Many body study of the Bohr-Weisskopf effect in the thallium atom

TL;DR

This study uses relativistic coupled cluster calculations to analyze hyperfine structures and the Bohr-Weisskopf effect in thallium isotopes, achieving high accuracy and predicting nuclear magnetic moments.

Contribution

It demonstrates the effectiveness of Gaussian basis sets in relativistic calculations and provides new insights into the Bohr-Weisskopf effect in thallium isotopes.

Findings

Hyperfine structure constant uncertainty < 1% for Tl ground state

Significant 16% Bohr-Weisskopf correction for 6P3/2 state

Predicted nuclear magnetic moments for short-lived Tl isotopes

Abstract

We report the relativistic coupled cluster study of the hyperfine structure and effect of the nuclear magnetization distribution (Bohr-Weisskopf effect) in the $6P_{1/2}$, $6P_{3/2}$ and $7S_{1/2}$ states of several Tl isotopes.
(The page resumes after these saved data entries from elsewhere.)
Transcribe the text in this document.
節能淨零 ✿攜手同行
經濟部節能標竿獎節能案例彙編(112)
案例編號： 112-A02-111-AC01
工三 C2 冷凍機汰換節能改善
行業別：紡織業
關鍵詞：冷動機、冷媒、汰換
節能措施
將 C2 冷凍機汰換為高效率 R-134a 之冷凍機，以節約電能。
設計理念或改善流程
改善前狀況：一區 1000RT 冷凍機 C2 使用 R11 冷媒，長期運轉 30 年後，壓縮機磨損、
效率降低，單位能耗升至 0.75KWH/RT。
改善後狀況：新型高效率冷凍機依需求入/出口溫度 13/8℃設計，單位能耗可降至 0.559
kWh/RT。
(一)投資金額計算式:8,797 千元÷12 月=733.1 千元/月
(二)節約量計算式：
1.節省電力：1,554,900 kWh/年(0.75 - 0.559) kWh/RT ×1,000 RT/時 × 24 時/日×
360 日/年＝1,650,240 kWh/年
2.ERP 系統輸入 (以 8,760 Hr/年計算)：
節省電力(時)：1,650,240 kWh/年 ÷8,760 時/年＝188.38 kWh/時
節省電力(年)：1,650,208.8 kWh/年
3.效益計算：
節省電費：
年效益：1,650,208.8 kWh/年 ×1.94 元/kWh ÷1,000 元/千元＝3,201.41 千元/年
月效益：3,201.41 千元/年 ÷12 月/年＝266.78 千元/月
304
It is shown that the Gaussian basis set can be used in such electronic structure calculations and provide a good accuracy. For the ground electronic state of the neutral Tl atom achieved uncertainty for the hyperfine structure constant is smaller than 1\%. A strong Bohr-Weisskopf correction (about 16\%) was found for the $6P_{3/2}$ state which can be of interest for the nuclear structure theory. Basing on the theoretical treatment as well as the available experimental data nuclear magnetic moments of short lived ${}^{191}$Tl and ${}^{193}$Tl isotopes were also predicted.